O dia amanheceu lindo. Depois das chuvas tudo é diferente. A terra enriquece a distribuição da vidas e propicia o verde que surge no broto de cada planta. Os rios revoltos na farra dos peixes escorregam suas águas barrentas leito abaixo a caminho do mar. No ramo do capim, no catar atrapalhado das sementes, o coleiro chilrea feliz. A criançada já brinca no quintal e os lençóis esticados na corda refletem os raios do sol. Na cozinha, ao pé do fogão à lenha, vovô amassa o fumo de corda na palma das mãos enquanto a palha nos lábios aguarda o momento certo para embalar o primeiro cigarro do dia.
A vida na roça tem dessas coisas. Se chove ninguém ou quase ninguém trabalha, mas se o sol racha, tudo é festa. Os homens charruam, semeiam e colhem, enquanto a comida abunda na lavoura. As crianças correm atrás da criação, caçam passarinho, jogam bola e até ir à escola elas vão. Vovó amarra entre as pernas, a saia, para, agachada, lavar sua roupa, as do marido e dos filhos na água da nascente, na bica lá embaixo. A enxada capa o mato acariciando a terra como a navalha, na hora que sangra, rapa o pelo do corpo do porco. O azul do céu é mais azul e o engraçado aqui na roça é que o infinito não é negro, mas azul. Se tem sol é azul, se não tem é branco de estrelas e tem vez, de luar. Eu acho que viver aonde os meus avós moram e eu passo as férias é bem melhor. Pelo menos faz bem para a pele, para os olhos e o cabelo. Melhora e respiração, os rins e até o fígado sorri com a pureza das pingas do lugar. É bom para quem tem filho homem, mas deve ser melhor se a filha é mulher, porque casa e vai dar trabalho e despesa a quem a quer, como eu.

terça-feira, 6 de dezembro de 2011

BANDEIRADA DE CHEGADA

O ano passa na velocidade da fórmula 1. Quando se fixa os olhos nas luzes vermelhas que aos poucos vão se apagando, bem antes da última perder a cor, já se ouve os aplausos e a bandeira quadriculada diante dos nossos olhos anunciando o vencedor. Foi assim com a minha infância, com a minha juventude e não seria novidade se os meus dias atuais e os últimos passassem pela minha vida como o corisco risca o céu. Tudo é passageiro de trem bala. Tudo é corrido e quando se leva alguns minutos em um banho demorado, lá vem a cobrança, como que tomar uma ducha ligeira freasse a marcha implacável do tempo.

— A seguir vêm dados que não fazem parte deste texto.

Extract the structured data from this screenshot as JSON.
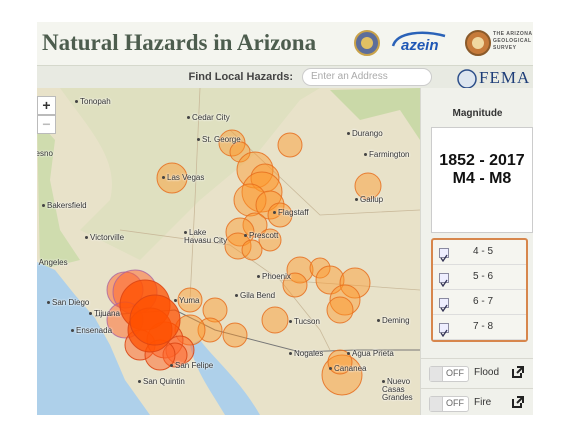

Eu não tenho o hábito, pelo menos que eu me lembre, de recordar o passado ou divulgar aqueles tempos, dos quais, talvez já nem me lembre, em que eu via minha mãe, uma linda mulher me puxando pela mão rumo ao colégio aonde, mais tarde, eu aprenderia a ler e a escrever. Não vejo ninguém mais forte e bem vestida, cabelo aparado e barba bem feita, perfumada, como meu pai. Talvez eu não quisesse me lembrar desse tempo porque hoje é bem melhor. Hoje eu tenho tudo o que sonhava quando criança. Eu sou o comandante da tropa de de elite dos soldados de chumbo. Sou aquele que manipula com gestos fortes os cordeis que dão direção aos bonecos de pano. Sou eu quem grita a última palavra e diz o que eu quero e o que não quero se a ligação é um engano. Sou eu quem ouve de volta as histórias que contei. Sou eu quem baba pelos meus filhos e diz pra todo mundo que já fui assim, bonito e inteligente. Jovem e educado como eles são e para evitar esta lágrima fujona, eu escrevo no rodapé deste texto o meu nome, antes que o tempo amarele esta folha e faça das minhas palavras, leves lembranças.